Babam uyanık adam, para elinde gelmiş. Yerleştiğimiz köyde yerliler de var. Bizim köyden Ahmet dayılar, Necmiler ve Hacıgiller var. Komşu köyden de üç beş aile. Kimsede para yok, kimsede tohum yok, kimsede gübre yok. Bizim paramız var. İçimiz rahat.
Hiç düşünmek istemediğim anılar, üstüme üstüme geliyor. Nedenini biliyorum ama durduramıyorum işte.
Babamın aniden ölüşü, komşunun deli oğlu yüzünden oldu. Tüfeği aldı eline ve babamı vurdu. Raporlu diye ceza bile almadı. Ama biz, eldeki para bitince hele…yetimhaneye düşmemek için anamın çırpınışları…açlık değilse de yokluk içinde geçen yıllar.

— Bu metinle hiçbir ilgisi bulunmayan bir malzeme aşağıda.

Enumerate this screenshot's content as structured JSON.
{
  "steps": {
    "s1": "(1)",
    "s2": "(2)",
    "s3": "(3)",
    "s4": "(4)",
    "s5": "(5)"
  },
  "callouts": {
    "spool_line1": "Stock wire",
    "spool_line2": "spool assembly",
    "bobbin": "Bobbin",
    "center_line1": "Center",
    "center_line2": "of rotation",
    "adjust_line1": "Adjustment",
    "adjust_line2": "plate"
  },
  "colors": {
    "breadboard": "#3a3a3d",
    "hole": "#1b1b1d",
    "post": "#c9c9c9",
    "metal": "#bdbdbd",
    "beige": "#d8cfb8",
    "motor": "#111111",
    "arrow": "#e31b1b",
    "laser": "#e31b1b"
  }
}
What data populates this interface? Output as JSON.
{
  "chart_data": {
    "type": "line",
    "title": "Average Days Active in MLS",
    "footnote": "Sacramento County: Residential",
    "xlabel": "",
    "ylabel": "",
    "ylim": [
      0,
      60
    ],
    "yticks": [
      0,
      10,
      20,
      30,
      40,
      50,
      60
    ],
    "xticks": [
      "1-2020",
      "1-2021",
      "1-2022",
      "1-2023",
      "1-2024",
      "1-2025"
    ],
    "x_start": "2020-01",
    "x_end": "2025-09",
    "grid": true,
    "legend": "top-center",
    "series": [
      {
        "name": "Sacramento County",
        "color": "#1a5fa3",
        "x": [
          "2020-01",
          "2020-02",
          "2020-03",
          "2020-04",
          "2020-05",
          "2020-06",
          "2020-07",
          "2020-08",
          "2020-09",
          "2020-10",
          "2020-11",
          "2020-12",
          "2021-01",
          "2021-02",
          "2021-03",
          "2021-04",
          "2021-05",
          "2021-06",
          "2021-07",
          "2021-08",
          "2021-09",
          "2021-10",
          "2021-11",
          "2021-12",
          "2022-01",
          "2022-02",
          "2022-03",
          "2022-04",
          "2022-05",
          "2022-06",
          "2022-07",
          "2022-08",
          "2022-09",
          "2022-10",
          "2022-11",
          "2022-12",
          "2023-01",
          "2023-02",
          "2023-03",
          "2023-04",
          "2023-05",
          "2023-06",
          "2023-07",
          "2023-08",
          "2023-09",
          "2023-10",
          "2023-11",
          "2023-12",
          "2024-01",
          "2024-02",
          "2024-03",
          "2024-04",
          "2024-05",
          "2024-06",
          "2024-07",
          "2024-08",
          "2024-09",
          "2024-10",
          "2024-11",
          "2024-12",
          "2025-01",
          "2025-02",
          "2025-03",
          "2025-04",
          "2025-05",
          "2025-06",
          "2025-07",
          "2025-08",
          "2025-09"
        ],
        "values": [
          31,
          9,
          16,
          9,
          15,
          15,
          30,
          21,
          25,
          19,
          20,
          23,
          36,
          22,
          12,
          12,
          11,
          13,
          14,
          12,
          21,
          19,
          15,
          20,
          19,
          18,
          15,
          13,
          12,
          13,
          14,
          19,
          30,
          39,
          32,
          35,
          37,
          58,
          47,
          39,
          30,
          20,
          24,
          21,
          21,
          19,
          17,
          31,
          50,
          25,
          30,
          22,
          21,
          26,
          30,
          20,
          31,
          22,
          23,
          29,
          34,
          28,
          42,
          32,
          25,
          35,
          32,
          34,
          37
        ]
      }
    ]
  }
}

Düşünmek istemiyorum; en büyüğümüz, Nidai abimin 17 yaşında traktörün altında kalarak can verdiğini, Hatice ablamın, yaşlı bir karı kocaya evlâtlık verildiğini ve on altısına varmadan hayırsız birine kaçtığını. Emine’nin 12 yaşında, sırf karnı doysun diye, 40’lık adamla evlendirilmesini, Mahmut’un, ilk okulu dereceyle bitirip, makinist çıraklığına başlamasını. Uyandım ama kâbus bitmiyor işte. Bombardıman devam ederken, beni biraz daha geriye savuruyor, bir şekilde.
Anam, abilerim, Hatice, Emine tarlada. Babam vurulduktan sonra doğan ikizler yanlarında. Anam erkek kardeşime babamın adını verir: Ali. Kız kardeşimin adını Hatice ablam koyar: Yeşim.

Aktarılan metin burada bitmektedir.